Attorney General of Alaska
- In office February 16, 1989 – January 1990
- Governor: Steve Cowper
- Preceded by: Grace Berg Schaible
- Succeeded by: Charles E. Cole

United States Attorney for the District of Alaska
- In office 1969–1971
- President: Richard Nixon
- Preceded by: Marvin W. Frankel
- Succeeded by: G. Kent Edwards

Personal details
- Born: January 27, 1937 (age 89) Evanston, Illinois
- Party: Republican
- Children: 3
- Education: Beloit College (BS) University of Illinois (LLB)
- Occupation: Lawyer

= Douglas Baily =

American lawyer

Douglas B. "Doug" Baily (born January 27, 1937) is an American lawyer.

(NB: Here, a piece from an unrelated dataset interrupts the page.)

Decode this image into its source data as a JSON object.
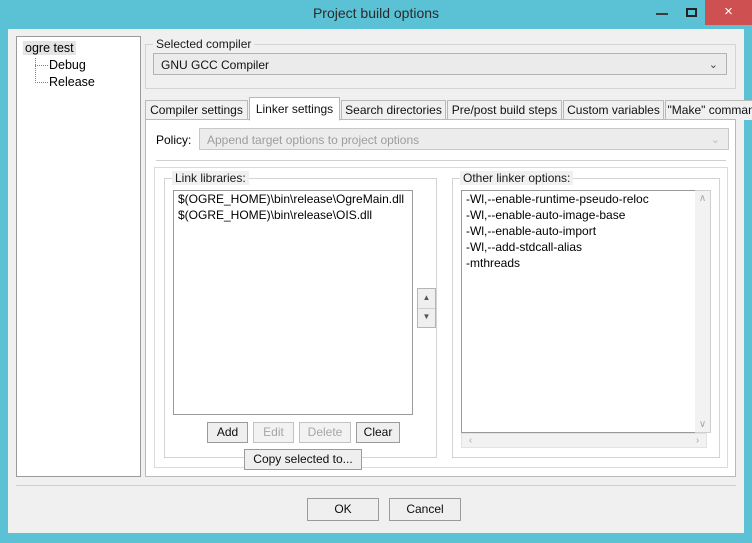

Baily served as U.S. Attorney for the District of Alaska from 1969 to 1971, and was the Attorney General of Alaska from 1989 to 1990. He served as administrative assistant to Governor Jay Hammond and as a trustee of the Alaska Permanent Fund.

==Tenure as attorney general==
The most controversial issue that arose during his tenure as state attorney general was the Exxon Valdez oil spill in Alaska, on March 24, 1989. After the spill, Baily filed multiple court cases against Exxon Corp. and the Alyeska Pipeline Service Company.

==Personal life==
Douglas and his wife Landa live in Homer, Ak. Prior residence in Oakland, Oregon where they maintained the Old Baily Heritage Farm. The Old Baily Heritage Farm raised rare breeds of American Livestock, including Myotonic Goats, Dexter Cattle, and America Guinea Hogs, and is a sustaining member of the American Livestock Breeds Conservancy, the pioneer organization in the U.S. working to conserve historic breeds and genetic diversity in American livestock.